The advertising market
is showing preliminary signs of life, Jordan Rohan told Global OMMA New York attendees during his opening remarks on Tuesday. The founder and managing partner at Clearmeadow Partners, a digital media
advisory firm that helps companies raise money, says the request for proposal activity for clients working with major agencies has picked up, but the industry won't know until January if the pick up
is seasonal, cyclical, or secular. The market is trying to stabilize from being over-leveraged.
Rohan took the podium with warnings and insights for media agencies on social media and mobile
markets. The organizational structure of traditional media agencies remain "ugly" as they struggle to get through a "crappy" economy. He says the good news is that the equity markets have rebounded
sharply since the March lows. Credit markets are easing, retail sales are improving, housing appears to have bottomed, and the pace of job losses slowing.
In the first half of the year, U.S. ad
media budgets fell $10 billion, Rohan says, citing Nielsen. Agencies with ideas continue to absorb costs. Today, agencies are billing out at about $100 per hour. Overhead is billed at 110%, but
falling below 100% in some cases. Rohan says there's still no reward for work efficiencies, economies of scale, or "skin in the game."
Rohan likened Central Park in Manhattan to social media. He
says not many people make money in the park. There's a lot of green space with a few vendors selling food and drinks sprinkled throughout, but for the most part, people don't stroll the park to spend
money. They spend time in the park to socialize and interact with others or people-watch, and the real estate around Central Park is worth an awful lot. Similar to Central Park, not many businesses
make money from campaigns in social media, but they should pay attention to the real estate prices.

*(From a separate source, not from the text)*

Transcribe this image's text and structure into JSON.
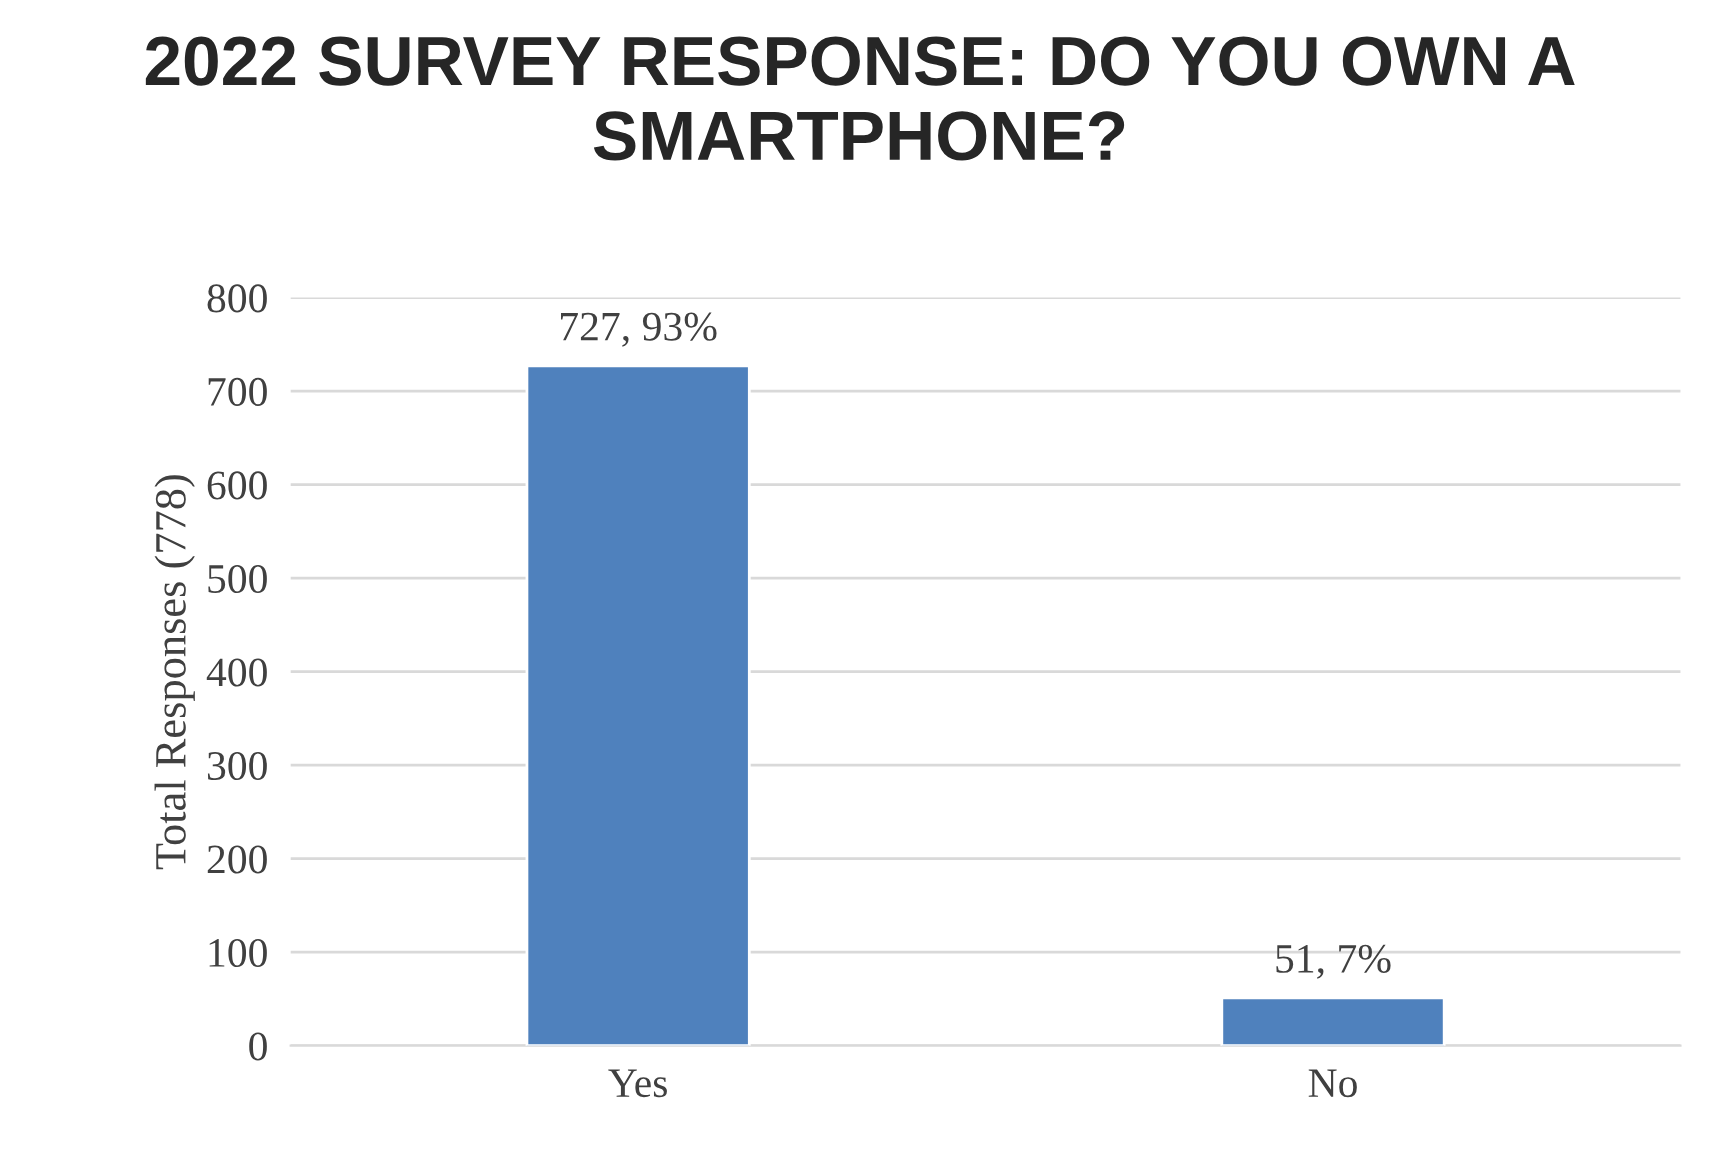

Once money gets sunk into social, the funds don't come back. "We will eventually figure out
how to harvest all this, but it's difficult to make money in Central Park," Rohan says.
Agencies also need to address the mobile market rather than hide their heads in the sand, hoping the
medium goes away. Today, 43% of iPhone and iTouch users access the net via mobile. It's already true in many developing nations. Rohan told agency reps and marketers to think long and hard about
adding a mobile strategy if they haven't already. He warned that just because a business like search has done well on the Internet doesn't mean it will do well on mobile, simply because of the form
factor of the phone and the increased complexity of the medium.
Communicating sight, sound and motion on a small device, such as a mobile phone, is more difficult and results in less impact. The
only marketers that will thrive in the mobile environment are those offering coupons that will drive people into stores, Rohan predicts. Social networking on mobile will be even more challenging,
combining both social and mobile distractions from the established digital marketing ecosystem, he says.
A confluence of events created the current state of declining agency profits. Digital,
social mobile disaggregation will only help to accelerate the trend because it increases the complexity of reaching consumers. Over time, agencies will need to act less like a steward of the brand and
more like an intermediary to all brands.